Shit. Follett, you dolt, you have overstepped the mark.
She would never take him on now. But he needed her. It was an odd realization, as he had only met her a matter of minutes ago. Yet something in the deep recesses of his brain was loudly calling to him. Telling him that this woman would be the secret to his success.
“My deepest sympathies for your loss,” he said.
Her fingers began to tap on the side of the door. She was impatient to be rid of him and he could see arguing with her would get him nowhere. He had to try a different tack. Much as it pained him, he sensed that his only chance now lay in begging.
“I am serious about taking singing lessons. This is not a lighthearted endeavor on my part, Mrs. Jones. I need your help. I implore you to take me on,” he said.
The pleading words left a bitter taste in his mouth, but he swallowed them down. The thought of Marco Calvino and his gifted voice spurred him on to succeed.
“I can come early in the day if it suits you. Or late afternoons, but nothing after five o’clock,” he offered.
She leaned against the door; arms crossed. “I cannot help you. Now please leave.”
“If I am prepared to pull the proverbial rod out of my rear end, will you take me on? I will come every day for the rest of the summer,” he offered.
He threw that last remark in as a tasty piece of enticement. A client who came every day would be money she could rely upon.
She fixed him with a hard stare. Reid held his breath.
It was only when she finally relented and gave a nod that he dared to breathe again. He was grateful at not having been made to beg on his knees. He knew full well he would have done so if she had demanded it.
“Tomorrow at nine o’clock. I’m not saying I will take you on
, but at least it gives me time to think about it. I do warn you, however, if you are one minute late, I will not see you. I do not tolerate tardiness or poor discipline in my students. And, Lord Follett, if you are serious about coming tomorrow, you should forget about the brandy this evening. I need to hear your voice properly,” she replied.

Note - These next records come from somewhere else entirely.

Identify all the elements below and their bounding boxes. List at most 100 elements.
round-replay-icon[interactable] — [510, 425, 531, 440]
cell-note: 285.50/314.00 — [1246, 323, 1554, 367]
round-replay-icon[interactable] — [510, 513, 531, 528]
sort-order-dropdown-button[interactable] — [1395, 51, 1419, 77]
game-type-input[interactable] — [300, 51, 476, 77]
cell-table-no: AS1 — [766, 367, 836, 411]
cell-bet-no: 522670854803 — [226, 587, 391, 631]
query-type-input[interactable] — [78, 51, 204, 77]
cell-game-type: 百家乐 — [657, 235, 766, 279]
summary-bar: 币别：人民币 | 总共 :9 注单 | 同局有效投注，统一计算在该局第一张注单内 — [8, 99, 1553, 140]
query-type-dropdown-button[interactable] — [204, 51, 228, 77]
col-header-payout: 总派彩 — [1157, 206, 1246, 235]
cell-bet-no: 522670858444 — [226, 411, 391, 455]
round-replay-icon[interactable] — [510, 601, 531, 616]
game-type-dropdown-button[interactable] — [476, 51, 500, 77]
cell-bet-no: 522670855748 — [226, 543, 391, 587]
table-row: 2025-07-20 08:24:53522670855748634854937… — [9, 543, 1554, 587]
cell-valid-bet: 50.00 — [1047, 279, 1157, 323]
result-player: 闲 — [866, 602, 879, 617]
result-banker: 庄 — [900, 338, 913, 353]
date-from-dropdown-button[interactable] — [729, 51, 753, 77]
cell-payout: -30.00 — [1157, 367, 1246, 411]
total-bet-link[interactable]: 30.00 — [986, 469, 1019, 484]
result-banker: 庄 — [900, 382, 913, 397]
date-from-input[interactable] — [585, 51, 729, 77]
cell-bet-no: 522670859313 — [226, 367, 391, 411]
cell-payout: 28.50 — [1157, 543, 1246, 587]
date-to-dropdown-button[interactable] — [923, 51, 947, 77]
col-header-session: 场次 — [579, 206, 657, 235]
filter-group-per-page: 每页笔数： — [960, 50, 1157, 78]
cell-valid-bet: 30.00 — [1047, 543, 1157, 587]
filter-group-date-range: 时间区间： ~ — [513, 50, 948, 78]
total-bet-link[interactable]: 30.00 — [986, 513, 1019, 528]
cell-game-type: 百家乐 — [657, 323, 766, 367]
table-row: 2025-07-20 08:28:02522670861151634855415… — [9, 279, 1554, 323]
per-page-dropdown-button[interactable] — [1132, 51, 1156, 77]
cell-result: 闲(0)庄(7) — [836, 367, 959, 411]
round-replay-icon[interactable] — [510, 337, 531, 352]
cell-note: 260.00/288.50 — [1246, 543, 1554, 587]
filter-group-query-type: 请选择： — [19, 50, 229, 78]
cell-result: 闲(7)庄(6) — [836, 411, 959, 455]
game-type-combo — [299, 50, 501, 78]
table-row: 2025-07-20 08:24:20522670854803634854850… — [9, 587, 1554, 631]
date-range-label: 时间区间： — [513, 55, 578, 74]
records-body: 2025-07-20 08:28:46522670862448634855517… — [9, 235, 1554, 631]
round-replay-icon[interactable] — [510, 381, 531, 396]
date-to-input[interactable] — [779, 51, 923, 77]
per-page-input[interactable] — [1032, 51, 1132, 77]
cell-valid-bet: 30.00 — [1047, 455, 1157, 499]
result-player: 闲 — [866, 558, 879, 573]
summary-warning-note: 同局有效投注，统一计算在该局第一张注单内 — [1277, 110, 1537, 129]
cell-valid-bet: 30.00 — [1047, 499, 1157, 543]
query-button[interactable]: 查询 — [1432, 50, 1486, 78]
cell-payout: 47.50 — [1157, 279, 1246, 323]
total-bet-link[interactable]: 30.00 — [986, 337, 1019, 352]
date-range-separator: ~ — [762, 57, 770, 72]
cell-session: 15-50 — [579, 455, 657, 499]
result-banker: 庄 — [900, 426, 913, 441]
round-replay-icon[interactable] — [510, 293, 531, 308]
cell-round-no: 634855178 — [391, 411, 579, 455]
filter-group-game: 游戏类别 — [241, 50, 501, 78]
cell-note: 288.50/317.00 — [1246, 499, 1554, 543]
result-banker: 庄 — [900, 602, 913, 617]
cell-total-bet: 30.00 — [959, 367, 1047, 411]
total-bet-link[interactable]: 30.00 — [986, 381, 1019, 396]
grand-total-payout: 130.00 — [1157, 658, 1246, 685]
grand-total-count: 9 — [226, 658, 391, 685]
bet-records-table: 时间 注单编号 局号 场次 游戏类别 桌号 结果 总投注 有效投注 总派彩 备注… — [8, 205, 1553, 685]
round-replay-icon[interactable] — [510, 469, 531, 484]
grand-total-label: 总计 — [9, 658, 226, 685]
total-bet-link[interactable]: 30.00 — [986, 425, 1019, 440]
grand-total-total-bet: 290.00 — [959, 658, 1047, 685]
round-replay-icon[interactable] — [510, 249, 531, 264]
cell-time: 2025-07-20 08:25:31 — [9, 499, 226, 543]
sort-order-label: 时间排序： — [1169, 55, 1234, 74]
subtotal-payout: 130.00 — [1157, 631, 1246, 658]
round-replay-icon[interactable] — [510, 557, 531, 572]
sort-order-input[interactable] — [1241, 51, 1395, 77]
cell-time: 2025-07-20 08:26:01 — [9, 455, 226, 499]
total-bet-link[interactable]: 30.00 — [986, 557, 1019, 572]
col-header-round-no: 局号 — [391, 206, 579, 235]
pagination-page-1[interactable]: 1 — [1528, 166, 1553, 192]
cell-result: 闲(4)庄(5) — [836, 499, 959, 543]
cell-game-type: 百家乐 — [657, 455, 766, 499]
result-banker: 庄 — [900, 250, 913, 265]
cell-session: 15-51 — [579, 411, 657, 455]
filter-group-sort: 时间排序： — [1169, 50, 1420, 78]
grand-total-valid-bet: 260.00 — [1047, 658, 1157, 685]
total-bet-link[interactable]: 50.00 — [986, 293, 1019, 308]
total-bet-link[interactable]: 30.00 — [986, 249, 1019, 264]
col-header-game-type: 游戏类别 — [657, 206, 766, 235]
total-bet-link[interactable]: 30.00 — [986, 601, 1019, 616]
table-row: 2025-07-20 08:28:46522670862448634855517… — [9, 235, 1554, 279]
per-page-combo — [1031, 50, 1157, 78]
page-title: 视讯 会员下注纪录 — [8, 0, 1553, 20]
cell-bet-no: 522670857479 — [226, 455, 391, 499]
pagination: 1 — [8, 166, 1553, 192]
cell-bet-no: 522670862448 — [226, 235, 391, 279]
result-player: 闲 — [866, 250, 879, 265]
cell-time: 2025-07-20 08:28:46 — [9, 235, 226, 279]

Reid stifled the smile which threatened at his lips. If she was half as good a teacher as her haughty manner promised, she could perform miracles with his voice. And after having seen Marco perform the previous night, he knew he was going to need more than one miracle.
“Thank you, Mrs. Jones. I will be here on the bell of nine. I shall see you tomorrow.”
Reid headed out the door and into Craven Street, promising himself that he would go to bed early and only drink a glass or two of wine with his supper. He couldn’t wait to come back tomorrow to show her what he could do.
To show her he was much more than just passable.
Chapter Seven
Lavinia Jones closed the door after Lord Follett had left and slowly let out the breath she had been holding. A titter of laughter came to her lips. She had been unimaginably rude to him, delighting in every word of insult she had thrown his way. Their meeting had made her day. It had made her whole week.
But to her surprise, he had not snatched up his things and stormed out of her apartment. He had actually begged her to take him on as a student. That was not something she had ever encountered before. Men above the station of clerks and managers tended to think pretty highly of themselves. The nobles, of course, were the worst.
“Fancy telling him he had a rod up his backside. Lavinia, you are a cheeky thing,” she muttered.
It wasn’t every day that a viscount came knocking on her door. Not that she ever expected to see him again. Somewhere between Craven Street and the rarified air of the Parish of St James he would rethink the whole thing. Her request to remove the rod coupled with her telling him to go easy on the alcohol would see him changing his mind about ever visiting with the widow Jones again. Lord Follett wouldn’t be back.